Votum to tacy sami oszuści jak Euco.
Nie wiem jakich dokładnie doznałeś obrażeń ciała, ale po złamaniu kręgosłupa bez pozytywnych widoków na przyszłość należy Ci się około 300tyś zł. Mi firma na e wywalczyła sporo mniej i zabrała z tego duży procent. W bliskim czasie będę składał wniosek do UOKiK w tej sprawie o obniżenie ich gaży. To co oni nam zabierają jest nieproporcjonalne do włożonej przez nich pracy. Przy takich sumach prawnikowi nie powinno się dać więcej jak 10-15%. Jedna z moich koleżanek załatwiła sprawę tak, że gażę prawnika zapłaciło TU, a ona dostała czyste 300tyś.
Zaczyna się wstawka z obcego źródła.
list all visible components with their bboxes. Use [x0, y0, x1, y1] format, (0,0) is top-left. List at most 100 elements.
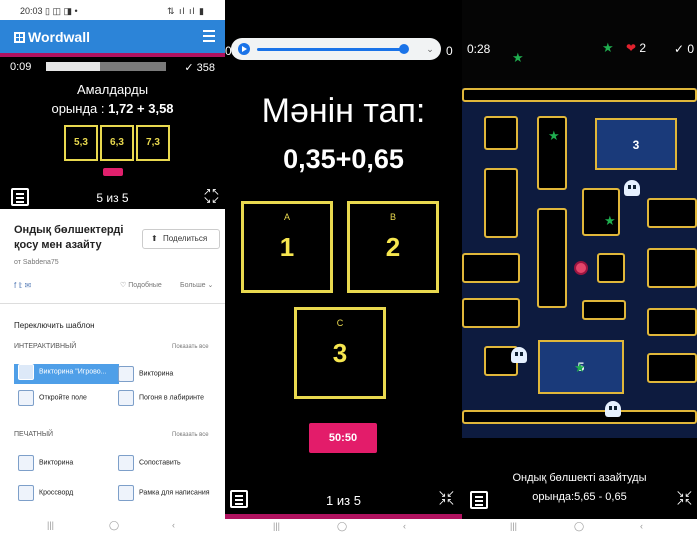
answer-zone[interactable]: 3 [595, 118, 677, 170]
collapse-icon[interactable]: ↘↙ ↗↖ [676, 490, 693, 508]
audio-progress-track[interactable] [257, 48, 405, 51]
print-template-quiz[interactable]: Викторина [18, 455, 73, 475]
question-line-1: Амалдарды [76, 82, 149, 97]
audio-progress-handle[interactable] [399, 44, 410, 54]
maze-wall [462, 298, 520, 328]
collapse-icon[interactable]: ↘↙ ↗↖ [438, 490, 455, 508]
question-line-1: Ондық бөлшекті азайтуды [512, 472, 647, 484]
maze-wall [647, 198, 697, 228]
author-line: от Sabdena75 [14, 259, 59, 266]
chevron-down-icon[interactable]: ⌄ [423, 43, 437, 55]
activity-title: Ондық бөлшектерді қосу мен азайту [14, 224, 124, 251]
ghost-enemy [605, 401, 621, 417]
share-label: Поделиться [163, 234, 208, 243]
show-all-print[interactable]: Показать все [172, 432, 209, 438]
maze-wall [647, 308, 697, 336]
answer-option[interactable]: 5,3 [64, 125, 98, 161]
answer-value: 2 [385, 232, 401, 262]
answer-option-a[interactable]: A 1 [241, 201, 333, 293]
home-button[interactable]: ◯ [574, 521, 584, 532]
template-quiz-show[interactable]: Викторина "Игрово... [14, 364, 119, 384]
template-icon [118, 485, 134, 501]
app-header: Wordwall [0, 20, 225, 53]
back-button[interactable]: ‹ [172, 520, 175, 530]
print-template-crossword[interactable]: Кроссворд [18, 485, 73, 505]
print-template-match[interactable]: Сопоставить [118, 455, 181, 475]
maze-wall [597, 253, 625, 283]
answer-option[interactable]: 7,3 [136, 125, 170, 161]
switch-template-heading: Переключить шаблон [14, 321, 95, 330]
print-heading: ПЕЧАТНЫЙ [14, 431, 54, 438]
maze-wall [582, 300, 626, 320]
template-open-box[interactable]: Откройте поле [18, 390, 87, 410]
more-dropdown[interactable]: Больше ⌄ [180, 281, 213, 289]
template-quiz[interactable]: Викторина [118, 366, 173, 386]
question-prefix: орында : [51, 101, 109, 116]
similar-link[interactable]: ♡ Подобные [120, 281, 162, 289]
score-value: 358 [196, 62, 215, 74]
question-line-2: орында : 1,72 + 3,58 [0, 101, 225, 116]
question-title: Мәнін тап: [261, 92, 426, 130]
check-icon: ✓ [184, 62, 194, 74]
player-character[interactable] [574, 261, 588, 275]
ghost-enemy [624, 180, 640, 196]
interactive-heading: ИНТЕРАКТИВНЫЙ [14, 343, 77, 350]
answer-option-b[interactable]: B 2 [347, 201, 439, 293]
star-icon: ★ [604, 213, 616, 228]
play-icon[interactable] [238, 43, 250, 55]
maze-board: 3 5 ★ ★ ★ [462, 88, 697, 438]
question-counter: 5 из 5 [96, 191, 129, 205]
template-icon [18, 364, 34, 380]
answer-value: 3 [332, 338, 348, 368]
twitter-icon[interactable]: 𝕥 [18, 281, 22, 290]
template-label: Викторина [39, 459, 74, 467]
maze-wall [647, 248, 697, 288]
recents-button[interactable]: ||| [510, 521, 517, 531]
score-value: 0 [446, 44, 453, 58]
android-nav-bar: ||| ◯ ‹ [462, 519, 697, 533]
template-label: Сопоставить [139, 459, 181, 467]
status-icons: ▯ ◫ ◨ • [45, 6, 78, 16]
status-time: 20:03 [20, 6, 43, 16]
wordwall-logo[interactable]: Wordwall [14, 29, 90, 45]
show-all-interactive[interactable]: Показать все [172, 344, 209, 350]
fifty-fifty-button[interactable]: 50:50 [309, 423, 377, 453]
back-button[interactable]: ‹ [403, 521, 406, 531]
share-icon: ⬆ [151, 234, 158, 243]
maze-wall [462, 253, 520, 283]
star-icon: ★ [548, 128, 560, 143]
recents-button[interactable]: ||| [47, 520, 54, 530]
collapse-icon[interactable]: ↗↖ ↘↙ [203, 188, 220, 206]
quiz-game-panel: ⌄ 0: 0 Мәнін тап: 0,35+0,65 A 1 B 2 C 3 … [225, 0, 462, 533]
heart-icon: ❤ [626, 41, 637, 55]
answer-option[interactable]: 6,3 [100, 125, 134, 161]
android-nav-bar: ||| ◯ ‹ [225, 519, 462, 533]
game-timer: 0:09 [10, 61, 32, 73]
hamburger-menu-icon[interactable] [203, 30, 215, 32]
share-button[interactable]: ⬆ Поделиться [142, 229, 220, 249]
answer-option-c[interactable]: C 3 [294, 307, 386, 399]
lives-display: ❤ 2 [626, 41, 646, 55]
score-display: ✓ 358 [184, 61, 215, 74]
print-template-writing-frame[interactable]: Рамка для написания [118, 485, 210, 505]
recents-button[interactable]: ||| [273, 521, 280, 531]
game-hud: 0:28 ❤ 2 ✓ 0 ★ ★ [462, 0, 697, 88]
email-icon[interactable]: ✉ [24, 281, 31, 290]
question-counter: 1 из 5 [326, 493, 361, 508]
question-line-2: орында:5,65 - 0,65 [532, 491, 627, 503]
star-icon: ★ [574, 360, 586, 375]
back-button[interactable]: ‹ [640, 521, 643, 531]
template-label: Викторина [139, 370, 174, 378]
zone-number: 3 [632, 138, 640, 152]
progress-bar [46, 62, 166, 71]
fifty-fifty-button[interactable] [103, 168, 123, 176]
menu-icon[interactable] [470, 491, 488, 509]
home-button[interactable]: ◯ [109, 520, 119, 531]
game-preview: 0:09 ✓ 358 Амалдарды орында : 1,72 + 3,5… [0, 57, 225, 209]
template-icon [18, 390, 34, 406]
maze-wall [462, 88, 697, 102]
template-maze-chase[interactable]: Погоня в лабиринте [118, 390, 204, 410]
audio-player[interactable]: ⌄ [231, 38, 441, 60]
home-button[interactable]: ◯ [337, 521, 347, 532]
facebook-icon[interactable]: f [14, 281, 16, 290]
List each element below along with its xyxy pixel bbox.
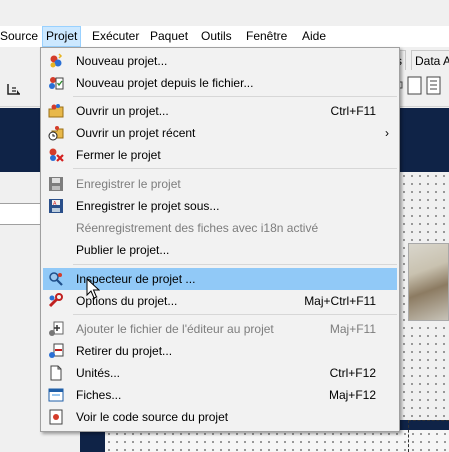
project-inspector-icon — [49, 272, 63, 286]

Poczytaj o tym tematy na forum far-lex.
Spytaj swoich prawników z votum o rentę na zwiększone potrzeby. Jestem ciekaw ile Ci zaproponują :D Mi "e" proponowało max 500-600 zł. Wywalczyli tą dolną granicę :D Na tą chwilę zacząłem sprawę o jej podwyższenie i wyrównanie za trzy lata wstecz.
Ja wtopiłem, mam nadzieję, że Ty nie, bo będziesz miał później galimatias.
Ostatnio zmieniony 28 mar 2010, 16:29 przez marcin be, łącznie zmieniany 1 raz.
nowy

Post autor: nowy »

prawie jakies 30%, ponad 3 miesiace temu, jak jeszcze w szpitalu lezalem. Wydawało mi sie duzo ale z drugiej strony lezałem tam zalamany, chlop przyszedł nakrecił i podpisałem. wiesz jesli czlowiek nie mial z takimi rzeczami nic wspolnego przed wypadkiem to chwytałem sie czego mogłem. Wspominał ze to bedzie duza suma i wywalcza jak najwiecej - i w sumiet o logiczne mi sie wydawalo ze bede sie starac bo im wiecej wywalcza tym wiecej dla nich.